For the most part doing a manual install on CentOS/RHEL can allow you to install what is needed to use commercial modules but they still remain unsupported because there is no guarantee that you will have all the needed dependencies to run the module properly. Due to them being commercial, they are closed source (pretty much) so we have no idea what is actually being used, called on, etc to even attempt to add all those needed things to install instructions.

This goes back to my post about support in the Yealink thread. It’s a waste of resources and time on both sides (user/Sangoma) to support the modules on non-Distro installs. Even if it was as simple as “Install X and configure A, B, C” and could be done in 10 minutes to make the module work flawlessly, Sangoma can’t tell you those things. That would be divulging protected proprietary information. That would be a no-no.

So this has nothing to do with not running on Amazon, Google, IBM, Microsoft, etc. If they supported loading your own ISO’s onto their VMs this wouldn’t be a conversation, would it?

We wont stop you from running them on non Distro systems as stated above we won’t provide support or assistance and we have no plans at this time to support installs on those providers. We have our own cloud.pbxact.com for PBXact customers and we have a partnership with a hosting provider for FreePBXhosting.com. Please stop asking me the same thing over and over but with different wording. This is our stance at this time and has been for years.


@tonyclewis , @BlazeStudios , thanks for the replies.

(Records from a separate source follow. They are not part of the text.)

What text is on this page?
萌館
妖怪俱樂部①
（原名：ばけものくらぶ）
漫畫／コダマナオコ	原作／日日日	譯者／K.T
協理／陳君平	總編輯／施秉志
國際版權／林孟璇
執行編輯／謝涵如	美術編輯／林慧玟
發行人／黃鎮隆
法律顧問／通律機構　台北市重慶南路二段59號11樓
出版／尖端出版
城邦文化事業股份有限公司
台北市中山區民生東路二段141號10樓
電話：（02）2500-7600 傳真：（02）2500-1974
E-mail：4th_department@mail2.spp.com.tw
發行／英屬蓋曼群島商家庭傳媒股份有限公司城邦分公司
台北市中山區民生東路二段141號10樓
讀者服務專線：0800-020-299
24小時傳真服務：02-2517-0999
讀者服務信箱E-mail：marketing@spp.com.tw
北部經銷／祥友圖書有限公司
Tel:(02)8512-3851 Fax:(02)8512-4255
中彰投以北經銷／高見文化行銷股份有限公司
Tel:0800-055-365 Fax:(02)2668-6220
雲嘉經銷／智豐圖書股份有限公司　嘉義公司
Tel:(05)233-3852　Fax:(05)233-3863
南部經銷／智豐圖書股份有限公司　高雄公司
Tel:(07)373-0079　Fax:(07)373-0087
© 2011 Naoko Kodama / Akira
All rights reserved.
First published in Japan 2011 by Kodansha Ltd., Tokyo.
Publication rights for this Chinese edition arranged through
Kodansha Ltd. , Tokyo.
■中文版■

I understand, but would you be receptive to this feature request? Provide a shell script installer that operates only with a specific major cloud provider, e.g. AWS and with a specific base image, e.g. “CentOS 7”. The user would be required to create a new instance from the designated machine image, download the install script and run it without changing any packages or configuration files. I’d expect that to be a pretty stable target. Although conceivable, it seems very unlikely that newer versions of e.g. grep or sed would break your script. The complex packages where changes are likely to cause trouble are simply not present in these “minimal” images. The result of this installation would be a valid Distro eligible for commercial support.